Yaroslav esperaba que el anciano sacase un cuchillo, a fin de que los dos ejecutores y él pudieran sacrificar a la bestia. Que sigan adelante si es que deben, pensó, para cumplir con su parte y dar aquello por zanjado. El festín aún le deparaba alguna sorpresa.
—El bueno de Ihor —dijo el anciano, mientras acariciaba la barba del chivo aturdido, antes de desencajar la mandíbula. Su piel apergaminada se tensó sobre los huesos de su rostro, tirante a causa de la envergadura de sus fauces.
Nicoli y Marcus observaban expectantes, con expresión hambrienta. El anciano les lanzó una mirada recriminatoria y, no sin grandes dificultades a causa del desencajamiento de su mandíbula, dijo:
—No… miréis así… a Ihor. ¡Basta! Recordad que esto… es una cena… no un lupanar. —El sonido que produjo a continuación podría haberse confundido con una carcajada, aunque Yaroslav habría tenido problemas para asegurarlo.

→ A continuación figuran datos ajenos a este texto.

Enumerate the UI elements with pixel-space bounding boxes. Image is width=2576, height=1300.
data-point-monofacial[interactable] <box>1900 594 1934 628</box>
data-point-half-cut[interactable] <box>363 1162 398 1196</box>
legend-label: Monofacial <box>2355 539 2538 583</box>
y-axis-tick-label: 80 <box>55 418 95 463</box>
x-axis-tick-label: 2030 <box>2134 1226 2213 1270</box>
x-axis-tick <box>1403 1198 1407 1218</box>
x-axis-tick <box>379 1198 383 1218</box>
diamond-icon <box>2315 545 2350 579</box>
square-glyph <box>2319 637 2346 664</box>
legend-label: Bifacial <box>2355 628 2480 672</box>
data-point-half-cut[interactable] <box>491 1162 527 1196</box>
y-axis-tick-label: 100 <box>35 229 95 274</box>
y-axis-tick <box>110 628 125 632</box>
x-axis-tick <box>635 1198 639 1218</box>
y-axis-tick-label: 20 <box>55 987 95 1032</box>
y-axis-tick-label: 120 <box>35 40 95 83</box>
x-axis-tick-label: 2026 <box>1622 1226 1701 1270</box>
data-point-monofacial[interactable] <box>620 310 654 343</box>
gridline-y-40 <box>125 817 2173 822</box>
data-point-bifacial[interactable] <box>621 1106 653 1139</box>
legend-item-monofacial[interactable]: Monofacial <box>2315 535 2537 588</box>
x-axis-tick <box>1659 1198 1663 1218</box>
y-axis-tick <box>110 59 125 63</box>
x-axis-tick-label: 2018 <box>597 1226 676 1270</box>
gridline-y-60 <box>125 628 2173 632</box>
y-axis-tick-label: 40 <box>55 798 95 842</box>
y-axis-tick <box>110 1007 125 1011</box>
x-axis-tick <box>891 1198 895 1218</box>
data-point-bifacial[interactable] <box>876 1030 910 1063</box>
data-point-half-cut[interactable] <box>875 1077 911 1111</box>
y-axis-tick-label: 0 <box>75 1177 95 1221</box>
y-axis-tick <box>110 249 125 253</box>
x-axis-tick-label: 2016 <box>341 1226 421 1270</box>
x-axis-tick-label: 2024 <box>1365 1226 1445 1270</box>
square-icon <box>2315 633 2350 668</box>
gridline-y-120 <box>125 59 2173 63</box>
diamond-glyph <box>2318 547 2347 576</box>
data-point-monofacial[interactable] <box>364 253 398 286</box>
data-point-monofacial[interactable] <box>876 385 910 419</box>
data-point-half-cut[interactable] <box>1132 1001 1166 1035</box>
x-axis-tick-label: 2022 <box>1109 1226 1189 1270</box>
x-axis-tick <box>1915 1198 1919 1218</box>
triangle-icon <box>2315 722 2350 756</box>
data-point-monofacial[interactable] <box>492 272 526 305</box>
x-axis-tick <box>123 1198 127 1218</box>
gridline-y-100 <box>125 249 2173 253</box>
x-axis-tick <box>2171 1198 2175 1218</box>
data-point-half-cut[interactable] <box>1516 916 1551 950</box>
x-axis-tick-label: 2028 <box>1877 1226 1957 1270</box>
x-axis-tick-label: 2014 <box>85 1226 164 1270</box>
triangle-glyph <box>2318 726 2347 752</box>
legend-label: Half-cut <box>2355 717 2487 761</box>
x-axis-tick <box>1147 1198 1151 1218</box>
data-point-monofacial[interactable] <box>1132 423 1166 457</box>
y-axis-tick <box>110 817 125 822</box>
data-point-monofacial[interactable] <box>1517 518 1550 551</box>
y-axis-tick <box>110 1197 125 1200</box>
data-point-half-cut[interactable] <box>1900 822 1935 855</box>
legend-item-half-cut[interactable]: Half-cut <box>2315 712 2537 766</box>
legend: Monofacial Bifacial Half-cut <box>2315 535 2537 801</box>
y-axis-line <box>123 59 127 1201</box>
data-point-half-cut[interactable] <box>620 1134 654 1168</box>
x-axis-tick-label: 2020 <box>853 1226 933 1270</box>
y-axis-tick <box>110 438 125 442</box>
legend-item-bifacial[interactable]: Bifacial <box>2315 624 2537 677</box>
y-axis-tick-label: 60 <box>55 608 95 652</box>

Sin querer ser testigo de aquella abominación, Yaroslav no pudo apartar los ojos de ella, transpuesto, a medida que el anciano envolvía la cabeza del macho cabrío con su boca, cubriendo hocico, ojos, orejas y cuernos. Su cuello se abultó como el de una serpiente a medida que ingería a la bestia. Ihor pareció desaturdirse en parte llegado aquel punto, mas no consiguió más que cocear al aire antes de que Marcus y Nicoli se apresuraran a ayudar al anciano. Asieron con fuerza a la cabra, a fin de que la desdichada criatura no pudiese echar pie a tierra. Se revolvió en vano, igual que un pez fuera del agua, mientras el anciano se tragaba su cuello. A continuación dobló las patas delanteras, rotas, y abrió aún más las fauces para devorarlas.
Al final, Yaroslav apartó la vista. No era remilgado en absoluto, pero aquella corrupción desenfrenada le revolvía el estómago mil veces más que el sempiterno hedor a coles y remolachas. Se acordó de la joven a cubierto en el bosque, donde la había dejado… pero lo distrajo el arañar de pezuñas sobre las tablas, a su espalda.
Por Gaia y la tribu, se dijo para sus adentros, una y otra vez. Por Gaia y la tribu.